Noteworthy quotes that have withstood the test of time:
- Every man is said to have his peculiar ambition. Whether it be true or not, I can say for one that I have no other so great as that of being truly esteemed of my fellow men, by rendering myself worthy of their esteem. How far I shall succeed in gratifying this ambition, is yet to be developed.
- The legitimate object of government, is to do for a community of people, whatever they need to have done, but can not do, at all, or can not, so well do, for themselves — in their separate, and individual capacities.
- As I would not be a slave, so I would not be a master. This expresses my idea of democracy. Whatever differs from this, to the extent of the difference, is no democracy.And having thus chosen our course, without guile, and with pure purpose, let us renew our trust in God, and go forward without fear, and with manly hearts.
- Discourage litigation. Persuade your neighbors to compromise whenever you can. Point out to them how the nominal winner is often a real loser — in fees, expenses, and waste of time. As a peacemaker the lawyer has a superior opportunity of being a good man. There will still be business enough.
- In times like the present, men should utter nothing for which they would not willingly be responsible through time and eternity.
- This is a world of compensations; and he who would be no slave, must consent to have no slave.
- I am naturally anti-slavery. If slavery is not wrong, nothing is wrong. I can not remember when I did not so think, and feel.

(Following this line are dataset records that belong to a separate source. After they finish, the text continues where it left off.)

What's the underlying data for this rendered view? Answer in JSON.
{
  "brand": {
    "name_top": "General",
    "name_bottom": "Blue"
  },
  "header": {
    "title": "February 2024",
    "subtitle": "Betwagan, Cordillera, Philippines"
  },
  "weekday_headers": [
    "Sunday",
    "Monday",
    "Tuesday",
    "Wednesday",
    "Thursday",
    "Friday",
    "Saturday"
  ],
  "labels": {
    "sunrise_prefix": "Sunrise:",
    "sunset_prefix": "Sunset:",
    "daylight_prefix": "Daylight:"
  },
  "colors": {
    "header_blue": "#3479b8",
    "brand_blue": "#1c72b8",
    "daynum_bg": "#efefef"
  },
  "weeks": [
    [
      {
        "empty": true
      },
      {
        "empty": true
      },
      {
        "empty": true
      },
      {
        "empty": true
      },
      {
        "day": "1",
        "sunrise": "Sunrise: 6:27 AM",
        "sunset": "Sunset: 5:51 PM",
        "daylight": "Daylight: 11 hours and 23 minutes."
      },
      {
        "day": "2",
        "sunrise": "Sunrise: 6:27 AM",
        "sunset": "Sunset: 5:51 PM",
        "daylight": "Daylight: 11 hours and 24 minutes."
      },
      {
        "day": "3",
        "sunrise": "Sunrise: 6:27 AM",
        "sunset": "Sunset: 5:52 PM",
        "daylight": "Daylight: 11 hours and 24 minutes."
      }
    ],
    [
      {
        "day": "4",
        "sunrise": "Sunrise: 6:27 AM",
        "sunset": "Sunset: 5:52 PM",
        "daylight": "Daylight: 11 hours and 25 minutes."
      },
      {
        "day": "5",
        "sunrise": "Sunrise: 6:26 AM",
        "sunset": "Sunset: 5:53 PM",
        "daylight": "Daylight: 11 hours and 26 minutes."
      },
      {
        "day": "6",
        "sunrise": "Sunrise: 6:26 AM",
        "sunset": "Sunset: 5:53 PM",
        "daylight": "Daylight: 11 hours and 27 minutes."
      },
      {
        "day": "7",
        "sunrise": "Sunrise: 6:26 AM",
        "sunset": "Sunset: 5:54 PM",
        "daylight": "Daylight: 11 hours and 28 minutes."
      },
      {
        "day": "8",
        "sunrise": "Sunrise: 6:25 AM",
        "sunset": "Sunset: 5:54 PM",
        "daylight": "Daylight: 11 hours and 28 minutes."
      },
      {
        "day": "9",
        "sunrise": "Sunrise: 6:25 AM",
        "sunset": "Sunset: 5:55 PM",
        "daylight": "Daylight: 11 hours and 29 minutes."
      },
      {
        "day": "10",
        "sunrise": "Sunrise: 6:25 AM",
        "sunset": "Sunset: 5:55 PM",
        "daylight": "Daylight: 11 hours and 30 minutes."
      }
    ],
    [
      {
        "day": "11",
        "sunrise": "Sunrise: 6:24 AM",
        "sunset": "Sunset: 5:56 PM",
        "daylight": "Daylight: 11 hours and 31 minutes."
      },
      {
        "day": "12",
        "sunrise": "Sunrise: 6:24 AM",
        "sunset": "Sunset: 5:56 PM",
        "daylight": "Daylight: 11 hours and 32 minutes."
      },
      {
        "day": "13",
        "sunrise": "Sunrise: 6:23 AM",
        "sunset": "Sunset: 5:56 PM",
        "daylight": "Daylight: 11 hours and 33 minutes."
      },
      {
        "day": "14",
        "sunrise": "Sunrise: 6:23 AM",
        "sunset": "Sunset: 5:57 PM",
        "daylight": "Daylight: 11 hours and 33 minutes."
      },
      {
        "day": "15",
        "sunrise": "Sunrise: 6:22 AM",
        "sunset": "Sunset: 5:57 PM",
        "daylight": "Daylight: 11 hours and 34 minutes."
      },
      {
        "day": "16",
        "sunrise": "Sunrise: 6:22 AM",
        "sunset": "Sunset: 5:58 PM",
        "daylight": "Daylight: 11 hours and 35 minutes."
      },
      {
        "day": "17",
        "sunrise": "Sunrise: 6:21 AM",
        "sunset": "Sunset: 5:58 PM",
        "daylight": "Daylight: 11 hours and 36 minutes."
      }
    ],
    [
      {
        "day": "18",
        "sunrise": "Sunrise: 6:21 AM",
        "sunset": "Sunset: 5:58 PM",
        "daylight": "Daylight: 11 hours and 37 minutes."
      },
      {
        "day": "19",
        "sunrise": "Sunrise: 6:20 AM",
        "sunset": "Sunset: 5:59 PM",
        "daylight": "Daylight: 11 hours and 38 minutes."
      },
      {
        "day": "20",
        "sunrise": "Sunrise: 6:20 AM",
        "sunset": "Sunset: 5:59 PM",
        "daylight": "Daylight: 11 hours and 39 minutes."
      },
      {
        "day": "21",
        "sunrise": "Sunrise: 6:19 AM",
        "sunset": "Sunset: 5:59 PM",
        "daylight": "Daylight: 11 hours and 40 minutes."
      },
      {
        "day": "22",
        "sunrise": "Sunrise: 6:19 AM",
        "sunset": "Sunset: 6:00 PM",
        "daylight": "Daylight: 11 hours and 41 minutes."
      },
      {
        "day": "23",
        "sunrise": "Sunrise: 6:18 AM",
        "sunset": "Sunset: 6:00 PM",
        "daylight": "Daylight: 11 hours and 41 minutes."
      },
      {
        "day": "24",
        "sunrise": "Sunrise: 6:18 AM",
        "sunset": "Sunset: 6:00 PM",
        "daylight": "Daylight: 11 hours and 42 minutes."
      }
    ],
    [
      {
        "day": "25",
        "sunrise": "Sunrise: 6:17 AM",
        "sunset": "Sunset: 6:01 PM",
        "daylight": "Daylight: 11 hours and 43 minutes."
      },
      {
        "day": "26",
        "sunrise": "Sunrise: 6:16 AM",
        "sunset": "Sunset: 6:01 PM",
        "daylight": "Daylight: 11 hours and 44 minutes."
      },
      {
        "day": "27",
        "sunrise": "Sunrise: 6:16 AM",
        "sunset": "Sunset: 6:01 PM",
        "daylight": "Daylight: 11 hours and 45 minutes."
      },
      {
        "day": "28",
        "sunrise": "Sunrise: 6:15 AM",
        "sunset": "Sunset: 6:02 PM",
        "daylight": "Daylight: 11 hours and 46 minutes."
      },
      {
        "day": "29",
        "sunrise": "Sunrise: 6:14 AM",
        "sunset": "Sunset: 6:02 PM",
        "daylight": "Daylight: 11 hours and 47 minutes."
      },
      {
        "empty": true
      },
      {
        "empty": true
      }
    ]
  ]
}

And yet I have never understood that the Presidency conferred upon me an unrestricted right to act officially upon this judgment and feeling.
And what would this site be if we paid homage to Abraham Lincoln without including his most oft-quoted contribution to history, THE GETTYSBURG ADDRESS, delivered on November 19, 1863 at the dedication of the Soldier’s National Cemetery in Gettysburg, Pennsylvania:
Four score and seven years ago our fathers brought forth on this continent, a new nation, conceived in Liberty, and dedicated to the proposition that all men are created equal.
Now we are engaged in a great civil war, testing whether that nation, or any nation so conceived and so dedicated, can long endure. We are met on a great battle-field of that war. We have come to dedicate a portion of that field, as a final resting place for those who here gave their lives that that nation might live. It is altogether fitting and proper that we should do this.
But, in a larger sense, we can not dedicate — we can not consecrate — we can not hallow — this ground. The brave men, living and dead, who struggled here, have consecrated it, far above our poor power to add or detract. The world will little note, nor long remember what we say here, but it can never forget what they did here. It is for us the living, rather, to be dedicated here to the unfinished work which they who fought here have thus far so nobly advanced. It is rather for us to be here dedicated to the great task remaining before us — that from these honored dead we take increased devotion to that cause for which they gave the last full measure of devotion — that we here highly resolve that these dead shall not have died in vain — that this nation, under God, shall have a new birth of freedom — and that government of the people, by the people, for the people, shall not perish from the earth.